Telefónica, otro gigante tecnológico, también ha hecho de la formación interna uno de los pilares de su estrategia. La compañía dedicó 40 millones de euros en 2014 a acciones formativas de todo tipo. “Cada trabajador cuenta con un plan individual de formación y desarrollo que cubre tanto los cursos ligados a la estrategia y la nueva cultura como los que están vinculados a su actividad”, indica Rory Simpson, responsable de formación de la multinacional. Esta compañía es una de las que han optado por fundar su propio centro, Universitas Telefónica, para canalizar la enseñanza.

El e-learning es fundamental en la estrategia de la teleco. “Nuestro modelo está basado en la formación abierta y colaborativa”, apunta Simpson. Tanto es así que casi el 70% de la plantilla accedió en 2014 a la plataforma de formación online de Telefónica.
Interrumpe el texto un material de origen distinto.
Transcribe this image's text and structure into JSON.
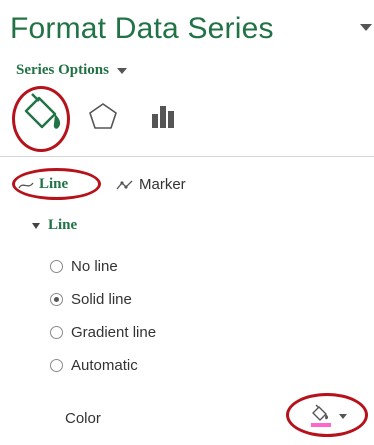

El social learning acumuló 1,8 millones de horas de las 3,5 que se impartieron en todo el grupo, un 25% más que el año anterior.

La formación de empresa se vuelca en la personalización

Un laboratorio de ideas

Todas las escuelas de negocio coinciden en atribuirle un papel fundamental a la formación in company dentro de su propia estrategia. “Las empresas son nuestro laboratorio. Nos dedicamos a enseñar management, y esa actividad sucede en las compañías. Para nuestro claustro es importantísimo estar ahí”, sintetiza David Ruiz de Olano, director de programas de Deusto Business School.

Este último centro estima que la formación a medida o customizada crecerá en 2015 un 27%. IE Business School, sin entrar en detalles, asegura llevar al menos dos años con crecimientos de dos dígitos. Y el resto de escuelas también afirma que esta línea de negocio tiene un peso creciente en su estrategia.

Pero que la formación in company sea un segmento clave no implica que los MBA, la antigua piedra de toque de la formación empresarial, esté de capa caída. “El MBA es un programa totalmente consolidado tanto a nivel académico como profesional”, sentencia Cristina Sassot, directora de admisiones de Esade MBA. “Además, a los sectores que tradicionalmente han apostado por estos estudios, como la banca y la consultoría estratégica, se están sumando otros que valoran su valor añadido: farmacia, gran consumo, electrónica, automoción o lujo”.

La espesa niebla de la crisis económica empieza a despejarse. Las empresas han vuelto a retomar su actividad formativa, tras más de cinco años de relativo abandono. Pero con la vista fijada, más si cabe, en la obtención de resultados. Por eso los programas a medida son ahora la estrella. Macció, de IESE, lo resume así: “tras todos los cambios que han sufrido las empresas, nos piden que les ayudemos a que sus directivos conozcan mejor sus propias organizaciones”.